Ich bin mit gehörigen Erwartungen an dieses Buch heran gegangen. Kluftinger war mir ein Begriff – wenngleich auch ein vager. Vor vielen Jahren hatte ich „Milchgeld“ gelesen, den ersten Band der Kultreihe. Davon ist mir noch ein Eindruck von teils bissigem Humor und einer eher untergeordneten Kriminalhandlung geblieben. Nun wurde „Klufti“ also 15 Jahre alt – Klufti als Produkt natürlich. Mir war klar, dass das Buch in irgendeiner Hinsicht besonders sein würde. Meine Erwartungen wurden nicht enttäuscht; eher noch übertroffen.

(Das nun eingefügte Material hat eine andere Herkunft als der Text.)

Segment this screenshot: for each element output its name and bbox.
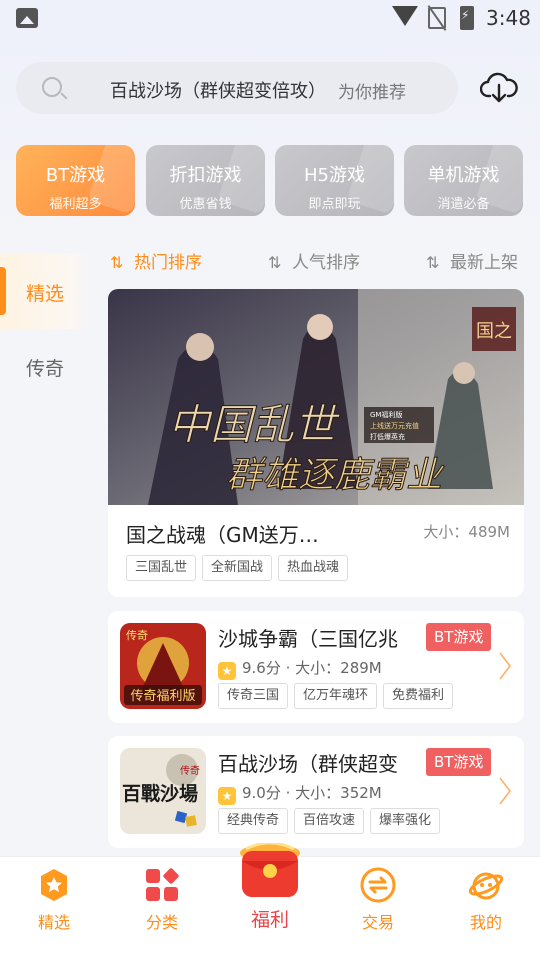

Ich möchte über die „Handlung an sich“ nur am Rande sprechen – denn auch für das Buch als solches steht sie nicht wirklich im Vordergrund. Ein Kennzeichen der Reihe scheint geblieben zu sein, dass die Krimis eher eine Art „Bühne“ abgeben für allerlei Humoristisches, teils Kluftinger, teils das Allgäu und die Polizeiarbeit betreffend.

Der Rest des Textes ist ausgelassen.